介護職員たんの吸引等研修 開催しました。

ソーシャルディスタンスに配慮した研修会場

当団体主催の研修

さる9月18日、当団体が主催する「介護職員たんの吸引等研修」(今年度2回目)が開催されました。

今回は、新型コロナウィルス感染拡大を防止するため、通常16名で行う研修を6名に制限しての開催になりましたが、指導看護師による吸引や経管栄養の講義に、受講生は真剣に耳を傾けていました。

今回は、そもそもこの研修がどういうものかについて少しご説明したいと思います。

平成24年、国は「社会福祉士及び介護福祉士法」という法律の一部を改正し、たんの吸引や経管栄養といった一部の医療行為を、正式にヘルパーの業務として認めることにしました。

「一部」とは、具体的には以下の二つの行為になります。

 ①たんの吸引(口腔内、鼻腔内、気管カニューレ内部)

 ②経管栄養(胃ろう又は腸ろう、経鼻経管栄養)

もちろん、ヘルパーであれば誰でもこうした医療的ケアが認められるわけではなく、国が定めた一定の研修を受講する必要があります(当団体が今回開催した「介護職員たんの吸引等研修」がこの研修にあたる)。

今回の研修の募集要項

ただし、平成28年度以降の国家試験に合格した介護福祉士は、実務者研修のカリキュラムですでに医療的ケアを学んでいるので、その資格をもって、医療的ケアが可能になっています(実地研修については受講する必要あり)。

法制化以前は?

では、こうした医療的ケアが合法化になる前は、いったいどのような状態だったのでしょう?

実は、法制化以前においても、人工呼吸器使用者等の在宅生活を支援する現場では、家族の負担を軽減する目的もあり、一部でヘルパーによるたんの吸引が行われていました。

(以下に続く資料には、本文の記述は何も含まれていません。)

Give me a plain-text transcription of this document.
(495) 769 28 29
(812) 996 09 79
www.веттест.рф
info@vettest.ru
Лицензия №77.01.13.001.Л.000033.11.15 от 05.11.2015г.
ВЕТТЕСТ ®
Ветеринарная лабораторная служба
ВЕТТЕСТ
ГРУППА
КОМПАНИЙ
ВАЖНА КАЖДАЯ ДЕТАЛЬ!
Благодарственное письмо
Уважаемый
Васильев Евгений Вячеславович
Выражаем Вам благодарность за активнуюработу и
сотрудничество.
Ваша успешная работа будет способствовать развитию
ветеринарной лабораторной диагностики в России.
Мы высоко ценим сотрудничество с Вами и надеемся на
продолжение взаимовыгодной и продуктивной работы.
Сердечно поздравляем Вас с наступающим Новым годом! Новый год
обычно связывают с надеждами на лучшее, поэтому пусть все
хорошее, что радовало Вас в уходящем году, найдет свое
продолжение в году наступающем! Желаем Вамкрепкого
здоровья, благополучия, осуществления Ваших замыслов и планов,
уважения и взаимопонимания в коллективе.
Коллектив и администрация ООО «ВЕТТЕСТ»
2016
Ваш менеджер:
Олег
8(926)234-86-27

当団体(静岡障害者自立生活センター)においても、創設者兼代表であった渡辺正直(わたなべまさなお)自身が、24時間介助が必要な進行性筋ジストロフィーで、人工呼吸器使用者であったため、ヘルパーは常時たんの吸引をせざるを得ませんでした。

自宅で呼吸器を使って生活する渡辺

厳密には違法行為とはわかっていたものの、目の前に、たんが詰まって苦しそうな表情の利用者がいるのですから、「違法だから、ヘルパーはできない…」などと考える余地さえなかったのです。

平成24年に医療的ケアが法制化

平成24年、介護職等による医療的ケアが法制化され、ようやくヘルパーも正々堂々と医療的ケアが出来るようになりました。

以来、当団体は、自らが研修機関となって「介護職員たんの吸引等研修」を積極的に開催してきました。

人体モデルを使っての演習

毎年、3回~8回のペースで開催し、これまでに当団体の研修を修了した者は、およそ500名にのぼります。

これほどまでに、当団体がこの研修に力を入れる背景には、「地域に、医療的ケアが出来るヘルパーをたくさん増やして重度障害者が住みやすい社会をつくりたい…」という願いがあるからです。

しかし、この研修を開催している機関は、当団体を含め静岡県内にまだ2~3カ所しかないのが現状です。

もっと多くのヘルパーに、医療的ケアの技術を身に着ける機会が与えられるといいですね。